An example of a typical individual-level longitudinally sampled data set from a study population is shown in Fig 1: each ‘row’ represents a patient, x-axis is time, and dots are the genomes sampled at multiple time points. Dot color refers to different, easily distinguishable, sequence types (ST). The coloured number between two consecutive samples reflects the distance between the genomes, and we see that even within the same ST the distances may vary considerably, and, therefore, determining whether the changes can be explained by within-host evolution only, is challenging. Intuitively, if two genomes are very similar, we interpret this as a single strain colonizing the host, as these isolates are drawn from a closely related population resident in the niche from which sampling has taken place. On the other hand, two very different genomes, even if the same ST but with enough diversity that the most recent common ancestor resided outside the host, are interpreted as two different strains, obtained either jointly or separately as two acquisitions. With these data, we would like to address questions including: to what extent are people persistently colonized, cleared, and recolonized? If recolonized, what is the likelihood that it is the same or a distinct strain? To address these questions, prior work has relied on using a threshold number of single nucleotide polymorphisms (SNPs) to define a strain. Optimally, however, the SNP distance between the genomes observed and the interval between the sampling time defines a probability that the two genomes represent the same strain. Such data are critical for understanding within-host dynamics, response to interventions, and transmission.

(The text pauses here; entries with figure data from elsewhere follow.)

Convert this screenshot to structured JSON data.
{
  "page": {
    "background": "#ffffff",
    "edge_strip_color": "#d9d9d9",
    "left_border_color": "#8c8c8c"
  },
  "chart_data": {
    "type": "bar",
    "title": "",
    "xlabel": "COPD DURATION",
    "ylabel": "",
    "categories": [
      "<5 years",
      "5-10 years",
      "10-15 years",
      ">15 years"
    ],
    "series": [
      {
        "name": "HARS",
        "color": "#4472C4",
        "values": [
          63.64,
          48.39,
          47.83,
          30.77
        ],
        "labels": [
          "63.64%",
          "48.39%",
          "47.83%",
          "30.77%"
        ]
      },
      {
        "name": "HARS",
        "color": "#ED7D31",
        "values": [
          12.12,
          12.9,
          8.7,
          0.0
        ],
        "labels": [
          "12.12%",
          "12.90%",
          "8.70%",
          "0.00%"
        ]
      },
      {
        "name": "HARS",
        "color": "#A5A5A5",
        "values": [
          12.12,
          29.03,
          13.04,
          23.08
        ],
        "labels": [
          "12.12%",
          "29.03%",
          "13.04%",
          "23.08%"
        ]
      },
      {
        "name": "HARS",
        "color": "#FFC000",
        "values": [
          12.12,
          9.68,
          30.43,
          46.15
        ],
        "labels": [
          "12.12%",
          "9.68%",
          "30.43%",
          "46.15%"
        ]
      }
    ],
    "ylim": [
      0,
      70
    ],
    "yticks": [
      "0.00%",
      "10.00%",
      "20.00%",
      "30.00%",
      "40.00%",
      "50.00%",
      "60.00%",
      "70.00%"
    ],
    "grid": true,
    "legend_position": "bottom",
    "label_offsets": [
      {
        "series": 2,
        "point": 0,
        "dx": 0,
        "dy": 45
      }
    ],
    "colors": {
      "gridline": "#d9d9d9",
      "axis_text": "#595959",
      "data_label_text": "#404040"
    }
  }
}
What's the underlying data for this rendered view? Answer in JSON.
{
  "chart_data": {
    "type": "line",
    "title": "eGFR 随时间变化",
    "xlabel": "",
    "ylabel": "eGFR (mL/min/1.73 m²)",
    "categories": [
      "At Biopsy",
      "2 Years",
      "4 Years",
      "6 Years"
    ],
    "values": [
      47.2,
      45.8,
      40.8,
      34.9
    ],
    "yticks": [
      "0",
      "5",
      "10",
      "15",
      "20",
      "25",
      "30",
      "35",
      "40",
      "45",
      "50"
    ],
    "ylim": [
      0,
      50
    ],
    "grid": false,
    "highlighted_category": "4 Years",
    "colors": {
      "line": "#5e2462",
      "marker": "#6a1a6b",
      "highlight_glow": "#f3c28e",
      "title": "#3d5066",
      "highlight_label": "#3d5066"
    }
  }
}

Each row in panel A corresponds to one patient. Only the first 20 patients are shown. R0 is the initial hospital visit and V1, V2, etc. are the subsequent visits. Red colour refers to ST5 and blue to ST8. The numbers show the number of mutations *d*_{i} between consecutive isolates. The samples were obtained from nares swabs and represent single colonies. Dashed black colour highlights cases where the ST changed from ST 5 to ST 8. Panel B shows the frequencies of observed distances *d*_{i} between consecutive samples. These distances were used for model fitting.

Previously, transitions between different colonizing bacteria have been modeled using hidden Markov models [13] with states corresponding to different colonizing STs. However, this approach is not suitable for modeling within a single ST, where acquisition and clearance must be determined based on a small number of mutations. Crucial for interpreting such small differences is a model for within-host variation [8, 14], specifying the number of mutations expected by evolution within the host. Population genetic models can be used for understanding the variation in an evolving population [15]. A major difficulty in fitting such models to data like those shown in Fig 1 is that the information contained by the data is extremely limited regarding the variation within the host: a single time point is summarized with just a single (or a few) genomes, and must serve to represent the whole within-host population. While some studies use genome sequence from multiple isolates to achieve a more complete characterization of within-host diversity [3, 10], these tend to be limited in terms of the number of time points and/or patients.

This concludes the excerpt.